Boks schreibt filigran und kunstvoll. Er gibt Einblicke in seine Gedanken, Zweifel und Erkenntnisse. Dadurch wird diese Sitte-Biographie zu einem spannenden Dokument der DDR-Geschichte mit sehr persönlichen Eindrücken in die Familiengeschichte.
Allerdings verliert sich Bok manchmal zu sehr im Niederschreiben der Recherche. Etwas weniger Einblicke hätten das Werk vielleicht noch flüssiger gemacht. Schade ist auch, dass zwar viel über Sittes Kunst gesprochen wird, entsprechende Abbildungen im Buch aber fehlen (oder eine Internetseite zum Buch). In heutigen Zeiten lassen sich Sittes Werke zwar schnell im Internet suchen, doch das hätte die besondere Sitte-Biographie sicherlich noch abgerundet und bereichert.

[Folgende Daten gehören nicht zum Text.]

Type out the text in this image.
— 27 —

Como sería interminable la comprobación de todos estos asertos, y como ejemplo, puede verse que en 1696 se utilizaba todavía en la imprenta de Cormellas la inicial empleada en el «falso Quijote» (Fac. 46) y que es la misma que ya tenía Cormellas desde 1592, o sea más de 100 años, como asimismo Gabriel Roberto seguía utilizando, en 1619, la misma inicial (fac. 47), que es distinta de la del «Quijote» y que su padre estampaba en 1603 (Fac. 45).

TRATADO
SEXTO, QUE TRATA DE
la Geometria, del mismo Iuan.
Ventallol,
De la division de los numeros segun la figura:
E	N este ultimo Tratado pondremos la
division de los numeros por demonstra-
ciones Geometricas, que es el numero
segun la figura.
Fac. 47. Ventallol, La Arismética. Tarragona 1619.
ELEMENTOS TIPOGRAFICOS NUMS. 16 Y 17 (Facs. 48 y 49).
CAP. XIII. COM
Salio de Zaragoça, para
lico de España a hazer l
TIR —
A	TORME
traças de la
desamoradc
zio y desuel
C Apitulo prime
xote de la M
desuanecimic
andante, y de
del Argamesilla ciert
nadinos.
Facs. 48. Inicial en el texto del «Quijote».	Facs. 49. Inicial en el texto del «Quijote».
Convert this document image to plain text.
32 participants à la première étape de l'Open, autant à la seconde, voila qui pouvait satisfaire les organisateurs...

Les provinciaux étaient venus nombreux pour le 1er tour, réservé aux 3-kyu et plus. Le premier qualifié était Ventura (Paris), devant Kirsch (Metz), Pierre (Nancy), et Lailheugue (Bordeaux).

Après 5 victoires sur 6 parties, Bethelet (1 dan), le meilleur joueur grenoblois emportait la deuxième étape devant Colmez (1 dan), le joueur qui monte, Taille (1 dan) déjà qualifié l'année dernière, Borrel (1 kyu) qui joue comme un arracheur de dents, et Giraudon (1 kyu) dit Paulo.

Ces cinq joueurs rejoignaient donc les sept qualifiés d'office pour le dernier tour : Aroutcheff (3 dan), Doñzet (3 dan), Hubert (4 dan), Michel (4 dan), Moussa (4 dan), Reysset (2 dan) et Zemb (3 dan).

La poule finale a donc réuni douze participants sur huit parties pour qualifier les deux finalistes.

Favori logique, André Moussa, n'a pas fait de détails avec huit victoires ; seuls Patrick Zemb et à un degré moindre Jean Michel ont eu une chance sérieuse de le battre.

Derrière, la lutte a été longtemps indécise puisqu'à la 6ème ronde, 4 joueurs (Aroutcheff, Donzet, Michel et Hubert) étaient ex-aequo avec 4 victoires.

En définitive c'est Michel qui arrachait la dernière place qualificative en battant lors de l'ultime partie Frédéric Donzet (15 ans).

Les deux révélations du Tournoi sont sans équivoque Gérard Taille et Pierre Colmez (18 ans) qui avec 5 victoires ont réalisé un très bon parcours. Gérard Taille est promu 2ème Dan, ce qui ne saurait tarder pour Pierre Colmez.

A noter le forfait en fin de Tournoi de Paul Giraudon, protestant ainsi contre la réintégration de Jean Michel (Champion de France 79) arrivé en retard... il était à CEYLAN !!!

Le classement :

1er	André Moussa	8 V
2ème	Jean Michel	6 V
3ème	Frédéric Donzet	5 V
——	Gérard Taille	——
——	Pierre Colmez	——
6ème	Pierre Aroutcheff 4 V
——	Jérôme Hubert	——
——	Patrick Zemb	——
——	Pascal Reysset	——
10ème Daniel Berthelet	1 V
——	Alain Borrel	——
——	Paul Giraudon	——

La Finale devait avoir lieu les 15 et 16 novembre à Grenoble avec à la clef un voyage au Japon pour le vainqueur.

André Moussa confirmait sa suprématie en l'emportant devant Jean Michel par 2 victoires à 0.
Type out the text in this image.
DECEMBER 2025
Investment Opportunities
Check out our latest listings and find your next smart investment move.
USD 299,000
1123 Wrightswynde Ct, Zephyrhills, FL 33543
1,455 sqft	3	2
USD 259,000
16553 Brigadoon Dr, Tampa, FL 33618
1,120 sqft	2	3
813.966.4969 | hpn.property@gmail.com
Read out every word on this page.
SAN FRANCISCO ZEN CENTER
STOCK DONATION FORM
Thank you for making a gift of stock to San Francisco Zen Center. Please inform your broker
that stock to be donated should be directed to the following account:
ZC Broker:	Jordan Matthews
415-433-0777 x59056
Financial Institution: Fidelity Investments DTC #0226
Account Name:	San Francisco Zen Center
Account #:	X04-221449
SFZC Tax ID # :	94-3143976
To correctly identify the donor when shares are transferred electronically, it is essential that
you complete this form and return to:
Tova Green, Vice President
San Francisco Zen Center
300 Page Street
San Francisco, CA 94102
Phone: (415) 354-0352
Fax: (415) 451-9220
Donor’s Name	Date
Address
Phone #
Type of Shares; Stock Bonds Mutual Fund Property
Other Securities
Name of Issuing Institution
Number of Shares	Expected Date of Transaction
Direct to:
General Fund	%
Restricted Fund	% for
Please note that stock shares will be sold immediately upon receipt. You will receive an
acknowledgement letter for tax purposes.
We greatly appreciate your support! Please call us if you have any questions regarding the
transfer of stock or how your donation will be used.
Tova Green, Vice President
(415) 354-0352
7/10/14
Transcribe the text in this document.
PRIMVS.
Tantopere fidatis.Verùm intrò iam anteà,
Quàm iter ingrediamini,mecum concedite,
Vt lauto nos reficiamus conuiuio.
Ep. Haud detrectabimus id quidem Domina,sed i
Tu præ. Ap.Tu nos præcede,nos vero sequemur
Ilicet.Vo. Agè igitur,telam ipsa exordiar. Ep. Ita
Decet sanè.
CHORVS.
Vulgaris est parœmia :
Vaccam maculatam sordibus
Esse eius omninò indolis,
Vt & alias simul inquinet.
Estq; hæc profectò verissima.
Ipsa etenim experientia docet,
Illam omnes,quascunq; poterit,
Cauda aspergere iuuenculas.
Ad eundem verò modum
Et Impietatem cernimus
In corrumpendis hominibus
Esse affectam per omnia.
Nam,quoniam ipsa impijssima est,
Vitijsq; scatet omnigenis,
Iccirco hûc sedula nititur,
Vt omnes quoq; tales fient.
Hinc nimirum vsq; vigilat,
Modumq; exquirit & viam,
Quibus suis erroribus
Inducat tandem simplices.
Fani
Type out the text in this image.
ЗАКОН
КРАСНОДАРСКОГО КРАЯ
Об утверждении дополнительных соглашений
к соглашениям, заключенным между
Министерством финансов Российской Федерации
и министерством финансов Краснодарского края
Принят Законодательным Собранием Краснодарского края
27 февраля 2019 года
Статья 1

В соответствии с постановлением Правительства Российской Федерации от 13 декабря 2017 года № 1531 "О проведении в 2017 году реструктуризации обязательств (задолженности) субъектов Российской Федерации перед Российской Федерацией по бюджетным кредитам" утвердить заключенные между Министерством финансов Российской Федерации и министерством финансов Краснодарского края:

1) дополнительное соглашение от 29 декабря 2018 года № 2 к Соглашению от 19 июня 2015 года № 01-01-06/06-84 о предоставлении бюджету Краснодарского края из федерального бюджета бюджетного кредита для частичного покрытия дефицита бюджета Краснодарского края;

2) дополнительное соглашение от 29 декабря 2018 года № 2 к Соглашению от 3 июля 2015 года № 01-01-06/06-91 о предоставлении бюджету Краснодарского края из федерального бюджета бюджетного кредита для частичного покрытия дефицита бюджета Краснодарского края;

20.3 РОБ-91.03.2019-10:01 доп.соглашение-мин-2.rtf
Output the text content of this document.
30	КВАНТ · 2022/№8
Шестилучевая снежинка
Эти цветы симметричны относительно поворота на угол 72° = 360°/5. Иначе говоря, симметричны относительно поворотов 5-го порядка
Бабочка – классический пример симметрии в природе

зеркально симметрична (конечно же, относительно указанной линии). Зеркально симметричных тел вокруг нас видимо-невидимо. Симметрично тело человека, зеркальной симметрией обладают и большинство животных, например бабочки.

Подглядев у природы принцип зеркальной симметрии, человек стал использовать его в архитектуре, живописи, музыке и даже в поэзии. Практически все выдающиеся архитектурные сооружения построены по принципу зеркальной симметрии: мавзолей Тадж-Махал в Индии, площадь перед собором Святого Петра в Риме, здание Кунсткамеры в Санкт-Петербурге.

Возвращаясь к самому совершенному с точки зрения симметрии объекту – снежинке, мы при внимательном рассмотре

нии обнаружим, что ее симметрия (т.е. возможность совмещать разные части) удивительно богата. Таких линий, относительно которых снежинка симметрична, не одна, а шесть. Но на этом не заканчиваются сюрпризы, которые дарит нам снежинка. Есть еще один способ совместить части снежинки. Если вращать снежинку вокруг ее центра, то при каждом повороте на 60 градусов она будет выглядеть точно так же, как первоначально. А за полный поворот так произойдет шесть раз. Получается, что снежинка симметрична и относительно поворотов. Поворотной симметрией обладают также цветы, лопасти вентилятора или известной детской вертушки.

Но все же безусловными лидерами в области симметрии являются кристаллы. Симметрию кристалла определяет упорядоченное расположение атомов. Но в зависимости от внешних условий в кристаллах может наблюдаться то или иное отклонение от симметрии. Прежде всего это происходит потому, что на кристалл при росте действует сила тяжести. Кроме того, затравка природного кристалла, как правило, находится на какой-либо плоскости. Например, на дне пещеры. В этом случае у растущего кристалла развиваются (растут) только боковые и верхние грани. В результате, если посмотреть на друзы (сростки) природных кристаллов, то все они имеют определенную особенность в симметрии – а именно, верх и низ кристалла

Ein Buch über einen Maler ohne Bilder (Ausnahme Cover) wirkt nicht vollkommen.
Dennoch erfährt man interessanten Einblicke in die Geschichte der DDR und die Menschen, die in diesem System lebten. Boks versucht zwar, Handlungen und Verhaltensweisen zu verstehen, bleibt aber stets kritisch.